Die Route nach Den Haag
Währenddessen erhält Amelia ihren ersten großen Auftrag. Sie soll den inhaftierten Profikiller Darius Kincaid von Manchester nach Den Haag eskortieren, damit dieser vor dem Internationalen Strafgerichtshof gegen den belarussischen Diktator Vladislav Dukhovich aussagt. Zwar steht Dukhovich wegen schwerer Verbrechen unter Anklage, doch fehlen eindeutige Beweise. Deshalb wird Kincaid als entscheidender Kronzeuge benötigt, der im Gegenzug die Freilassung seiner Ehefrau Sonia fordert.
Jedoch wird der Gefangenentransport in Coventry von Dukhovichs Männern angegriffen. Infolgedessen überleben nur Amelia und der verletzte Kincaid das Feuergefecht. Sie flüchten daraufhin in ein sicheres Versteck, da Amelia zudem einen Verräter in den eigenen Reihen vermutet. Aus Mangel an Alternativen wendet sie sich schließlich an Bryce, obwohl zwischen ihnen ein tiefes persönliches Zerwürfnis besteht.
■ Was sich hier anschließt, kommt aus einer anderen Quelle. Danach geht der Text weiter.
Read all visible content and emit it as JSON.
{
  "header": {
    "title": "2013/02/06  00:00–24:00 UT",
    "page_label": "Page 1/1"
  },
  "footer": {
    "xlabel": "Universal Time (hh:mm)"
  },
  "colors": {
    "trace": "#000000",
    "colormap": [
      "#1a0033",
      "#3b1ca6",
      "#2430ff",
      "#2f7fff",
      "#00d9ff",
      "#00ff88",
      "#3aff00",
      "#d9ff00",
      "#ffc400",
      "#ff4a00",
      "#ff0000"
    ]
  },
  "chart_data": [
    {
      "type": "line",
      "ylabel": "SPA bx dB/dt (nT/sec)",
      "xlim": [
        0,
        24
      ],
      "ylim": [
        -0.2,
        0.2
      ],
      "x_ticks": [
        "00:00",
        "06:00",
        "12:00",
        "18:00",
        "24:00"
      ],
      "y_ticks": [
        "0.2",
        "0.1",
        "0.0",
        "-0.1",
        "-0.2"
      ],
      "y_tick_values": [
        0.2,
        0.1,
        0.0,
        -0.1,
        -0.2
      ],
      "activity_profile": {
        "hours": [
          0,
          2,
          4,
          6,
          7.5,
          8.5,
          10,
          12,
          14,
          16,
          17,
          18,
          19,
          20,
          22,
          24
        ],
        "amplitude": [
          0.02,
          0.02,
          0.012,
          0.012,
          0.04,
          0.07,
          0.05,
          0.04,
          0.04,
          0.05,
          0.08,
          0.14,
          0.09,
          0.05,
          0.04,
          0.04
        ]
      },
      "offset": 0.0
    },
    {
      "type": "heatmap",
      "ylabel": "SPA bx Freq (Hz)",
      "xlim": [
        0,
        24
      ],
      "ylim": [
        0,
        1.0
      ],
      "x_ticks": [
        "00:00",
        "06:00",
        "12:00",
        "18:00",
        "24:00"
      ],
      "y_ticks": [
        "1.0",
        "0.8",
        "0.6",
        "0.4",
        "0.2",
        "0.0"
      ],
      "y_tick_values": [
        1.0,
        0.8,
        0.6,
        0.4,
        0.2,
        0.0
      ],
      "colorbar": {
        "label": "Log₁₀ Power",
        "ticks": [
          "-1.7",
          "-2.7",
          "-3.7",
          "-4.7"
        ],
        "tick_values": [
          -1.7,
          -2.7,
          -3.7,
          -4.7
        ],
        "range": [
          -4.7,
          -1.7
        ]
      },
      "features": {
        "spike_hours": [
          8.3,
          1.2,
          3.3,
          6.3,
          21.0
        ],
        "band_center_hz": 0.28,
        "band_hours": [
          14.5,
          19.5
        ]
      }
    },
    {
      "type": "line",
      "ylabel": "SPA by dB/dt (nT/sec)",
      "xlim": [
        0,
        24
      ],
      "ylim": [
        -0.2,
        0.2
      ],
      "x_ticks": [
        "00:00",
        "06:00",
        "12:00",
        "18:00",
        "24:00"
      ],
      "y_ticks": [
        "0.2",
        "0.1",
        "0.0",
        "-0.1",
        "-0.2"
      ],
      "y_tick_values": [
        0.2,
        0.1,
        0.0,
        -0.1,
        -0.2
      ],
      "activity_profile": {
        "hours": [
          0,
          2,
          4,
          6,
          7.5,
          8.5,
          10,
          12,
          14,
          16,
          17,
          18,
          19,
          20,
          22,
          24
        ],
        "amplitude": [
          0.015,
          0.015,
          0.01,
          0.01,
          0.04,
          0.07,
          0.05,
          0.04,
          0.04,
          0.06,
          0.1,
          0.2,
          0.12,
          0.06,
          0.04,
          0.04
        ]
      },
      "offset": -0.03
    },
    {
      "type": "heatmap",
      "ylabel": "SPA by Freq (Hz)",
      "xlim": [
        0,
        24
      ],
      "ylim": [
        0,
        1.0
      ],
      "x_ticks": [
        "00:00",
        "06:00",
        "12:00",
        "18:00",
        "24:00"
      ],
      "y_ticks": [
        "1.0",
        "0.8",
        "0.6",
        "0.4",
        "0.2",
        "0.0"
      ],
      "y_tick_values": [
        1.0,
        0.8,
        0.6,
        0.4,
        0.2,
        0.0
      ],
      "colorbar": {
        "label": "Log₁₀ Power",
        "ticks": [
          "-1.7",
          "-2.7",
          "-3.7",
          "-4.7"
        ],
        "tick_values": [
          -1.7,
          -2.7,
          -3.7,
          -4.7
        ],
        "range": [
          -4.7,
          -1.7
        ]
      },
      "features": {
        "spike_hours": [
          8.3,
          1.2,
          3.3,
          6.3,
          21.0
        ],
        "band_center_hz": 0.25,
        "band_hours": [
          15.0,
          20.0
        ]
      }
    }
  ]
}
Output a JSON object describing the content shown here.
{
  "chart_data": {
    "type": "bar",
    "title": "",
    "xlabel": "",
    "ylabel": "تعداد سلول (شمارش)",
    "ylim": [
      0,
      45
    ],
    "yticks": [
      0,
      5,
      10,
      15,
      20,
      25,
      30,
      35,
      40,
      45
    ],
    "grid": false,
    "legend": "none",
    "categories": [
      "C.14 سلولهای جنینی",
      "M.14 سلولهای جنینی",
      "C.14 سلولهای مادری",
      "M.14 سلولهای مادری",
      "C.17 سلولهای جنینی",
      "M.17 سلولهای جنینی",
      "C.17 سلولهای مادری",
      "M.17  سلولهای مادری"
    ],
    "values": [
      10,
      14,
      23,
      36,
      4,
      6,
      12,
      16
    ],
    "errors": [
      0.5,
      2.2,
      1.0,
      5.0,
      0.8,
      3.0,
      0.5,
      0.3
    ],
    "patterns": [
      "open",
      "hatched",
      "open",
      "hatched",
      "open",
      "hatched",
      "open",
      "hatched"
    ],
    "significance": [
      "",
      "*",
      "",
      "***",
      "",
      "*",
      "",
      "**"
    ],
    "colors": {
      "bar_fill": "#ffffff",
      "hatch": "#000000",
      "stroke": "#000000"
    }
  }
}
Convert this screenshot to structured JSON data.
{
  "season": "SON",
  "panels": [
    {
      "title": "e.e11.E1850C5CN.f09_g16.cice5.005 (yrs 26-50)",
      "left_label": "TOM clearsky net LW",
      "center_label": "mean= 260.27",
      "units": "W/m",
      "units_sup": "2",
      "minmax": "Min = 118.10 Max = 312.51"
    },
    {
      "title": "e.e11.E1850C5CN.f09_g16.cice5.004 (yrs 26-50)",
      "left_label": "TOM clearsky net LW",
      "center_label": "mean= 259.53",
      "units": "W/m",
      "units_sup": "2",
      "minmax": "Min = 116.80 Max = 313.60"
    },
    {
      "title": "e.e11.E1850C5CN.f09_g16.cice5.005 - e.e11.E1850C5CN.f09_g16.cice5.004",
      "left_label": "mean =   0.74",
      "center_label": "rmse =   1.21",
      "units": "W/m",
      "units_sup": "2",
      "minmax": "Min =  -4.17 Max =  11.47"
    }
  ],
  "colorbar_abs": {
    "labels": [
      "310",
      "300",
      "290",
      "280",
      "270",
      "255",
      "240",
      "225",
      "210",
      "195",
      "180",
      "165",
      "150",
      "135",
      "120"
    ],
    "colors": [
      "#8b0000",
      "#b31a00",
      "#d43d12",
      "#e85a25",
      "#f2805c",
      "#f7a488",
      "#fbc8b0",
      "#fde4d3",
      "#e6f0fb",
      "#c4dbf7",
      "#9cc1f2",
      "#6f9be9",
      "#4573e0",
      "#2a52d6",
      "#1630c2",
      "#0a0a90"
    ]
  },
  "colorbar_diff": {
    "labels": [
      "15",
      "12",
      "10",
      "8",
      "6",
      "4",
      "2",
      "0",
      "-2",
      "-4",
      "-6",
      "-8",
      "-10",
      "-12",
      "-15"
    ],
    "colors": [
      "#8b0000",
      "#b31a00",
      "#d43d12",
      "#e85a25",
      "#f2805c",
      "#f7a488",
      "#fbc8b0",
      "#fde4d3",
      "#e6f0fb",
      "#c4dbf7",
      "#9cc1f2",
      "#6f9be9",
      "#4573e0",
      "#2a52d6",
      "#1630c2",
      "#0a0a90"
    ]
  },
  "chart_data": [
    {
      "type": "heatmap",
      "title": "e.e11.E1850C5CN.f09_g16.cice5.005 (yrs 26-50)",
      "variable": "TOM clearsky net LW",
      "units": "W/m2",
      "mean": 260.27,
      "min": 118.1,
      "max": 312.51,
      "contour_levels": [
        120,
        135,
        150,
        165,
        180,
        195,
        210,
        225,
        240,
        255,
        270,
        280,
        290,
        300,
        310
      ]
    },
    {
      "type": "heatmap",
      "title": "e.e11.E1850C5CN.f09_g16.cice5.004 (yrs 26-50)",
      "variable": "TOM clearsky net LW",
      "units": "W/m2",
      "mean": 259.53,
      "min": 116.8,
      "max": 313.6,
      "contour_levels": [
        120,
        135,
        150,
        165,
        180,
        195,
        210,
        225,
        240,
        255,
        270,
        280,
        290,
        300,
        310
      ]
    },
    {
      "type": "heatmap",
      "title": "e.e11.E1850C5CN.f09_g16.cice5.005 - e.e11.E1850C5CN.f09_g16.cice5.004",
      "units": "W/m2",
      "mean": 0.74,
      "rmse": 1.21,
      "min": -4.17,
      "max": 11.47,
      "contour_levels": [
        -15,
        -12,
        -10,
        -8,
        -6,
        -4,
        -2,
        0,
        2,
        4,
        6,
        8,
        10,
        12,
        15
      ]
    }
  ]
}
Schließlich müssen Bryce und Kincaid ihre Differenzen überwinden, um gemeinsam nach Den Haag zu gelangen. Zwar prallen ihre Arbeitsweisen ständig aufeinander, doch zwingt sie die Situation zur Zusammenarbeit. Nach weiteren gefährlichen Zwischenfällen erreichen sie schließlich das Gerichtsgebäude, wo Kincaid die entscheidenden Beweise präsentiert. Als Dukhovich daraufhin eskaliert und fliehen will, greifen Bryce und Kincaid ein und verhindern seine Flucht endgültig. Am Ende stirbt der Diktator, und Wochen später können Kincaid und Sonia in Freiheit ihren Hochzeitstag feiern.
Filmkritik und Fazit zum Film „Killer’s Bodyguard“
Was „Killer’s Bodyguard“ trägt, ist die chemische Reaktion zwischen seinen Hauptdarstellern. Reynolds und Jackson funktionieren nicht deshalb, weil sie kontrastieren, sondern weil ihre Kontraste dramaturgische Funktion übernehmen. Der eine büßt im Verlauf seine zwanghafte Kontrolle ein, der andere gewinnt Konturen jenseits der Zynismus-Pose. Regisseur Hughes inszeniert diese Annäherung ohne Sentimentalität. Die Kamera von Jules O’Loughlin bleibt dabei funktional, manchmal etwas zu weichgezeichnet. Atli Örvarssons Score untermalt eher, als dass er akzentuiert.
Das eigentliche Kapital des Films steckt in den Actionsequenzen. Die Verfolgungsjagd durch Amsterdam zählt zu den choreografisch dichtesten Sequenzen des Genres im Jahr 2017. Hughes vertraut seinen Stuntteams und der physischen Plausibilität der Bewegungen, was dem Tempo eine haptische Qualität verleiht. Ryan Reynolds absolviert eine Nahkampfszene in einem Baumarkt, die Witz und Brutalität elegant verschränkt. Weniger überzeugt der Einsatz digitaler Nachbesserungen, die neben der handwerklichen Wucht der realen Stunts merklich abfallen. Ein visueller Bruch.
Als Ganzes bleibt der Film hinter seinem Potenzial zurück. Die Nebenfiguren, allen voran Oldmans Diktator und Hayeks Gefängnisfurie, verharren im Typenhaften. Wer geschliffenen Genre-Witz à la „Kingsman“ erwartet, wird die schärfere Klinge vermissen. Für Freunde physisch inszenierter Actionkomödien mit zwei spielfreudigen Hauptdarstellern lohnt sich der Film dennoch. Eine solide Genrearbeit mit brillanten Einzelszenen.